Вольфсон прав: жизнь немногое может добавить к тому, что мы поняли еще в школе. Мы были ранние циники, богатые отцовскими ошибками и крепкие поздним умом. Мы смеялись над родителями с их наивной верой в оттепель, в перемены к лучшему, в наступление коммунизма к олимпийскому году – верой не просто наивной, но давнопрошедшей. Мы узнали сладкий вкус государственной лжи и кислый, отдающий кровью, вкус частного предательства. Почти все мы увидели смерть друга раньше оргазма подруги. Мы думали, что лишены иллюзий и потому – неуязвимы.

Прошло десятилетие. Время оказалось не застывшим, но подвижным и ядовитым, как ртуть. Все, во что мы не могли поверить, сбылось. Наша тайная любовь стала телевизионной пропагандой. Мы верили, что живем в несокрушимом тоталитарном государстве, и наша вера оказалась смешной и наивной, как вывернутая наизнанку родительская вера в грядущую жизнь при коммунизме.

Теперь Глеб понимал, что история, случившаяся в десятом классе, – не про несовершеннолетних диссидентов, попавших в жернова системы, а про юношескую ревность и подростковый суицид. История простая и скучная, хотя от этого – не менее страшная.

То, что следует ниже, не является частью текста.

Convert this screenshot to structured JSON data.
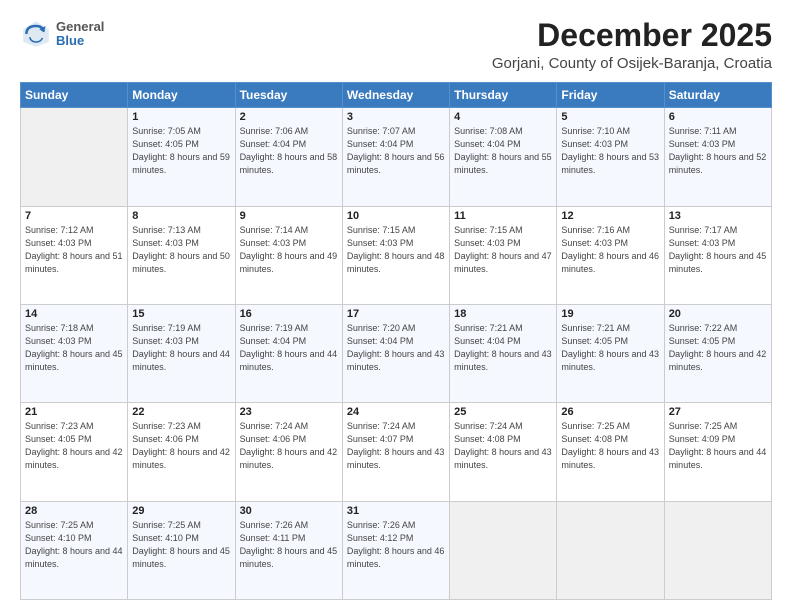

Не было никакого предательства, совершенного Чаком, никакого хитрого плана, придуманного Абрамовым. Были перепуганные родители, попытка спасти сына и шестнадцатилетний мальчишка, принимавший ответственность за то, в чем вовсе и не был виновен. Удивительно, сколько лет Феликс и Абрамов прожили, уверенные, что все было именно так, как примерещилось им на выпускном.

Глеб взял сумку и вышел в прихожую. Краем глаза он видел Маринин стол. Наверное, после Емелиной смерти в ней осталась только тоска. Ни ненависти, ни злобы, ни страха. Все эти чувства, неизменные атрибуты трагедии, остались в прошлом. Вместе с верой в коварство Абрамова и подростковым чувством справедливости, Марина долгие годы хранила в себе трагедию, словно застряв в том возрасте, когда впервые почувствовала внутри себя движение другого живого существа. Слишком поздно она поняла, что время трагедий кончилось.

Теперь Глеб знал, почему не стал мстить за Снежану. У него тоже оставалась одна тоска.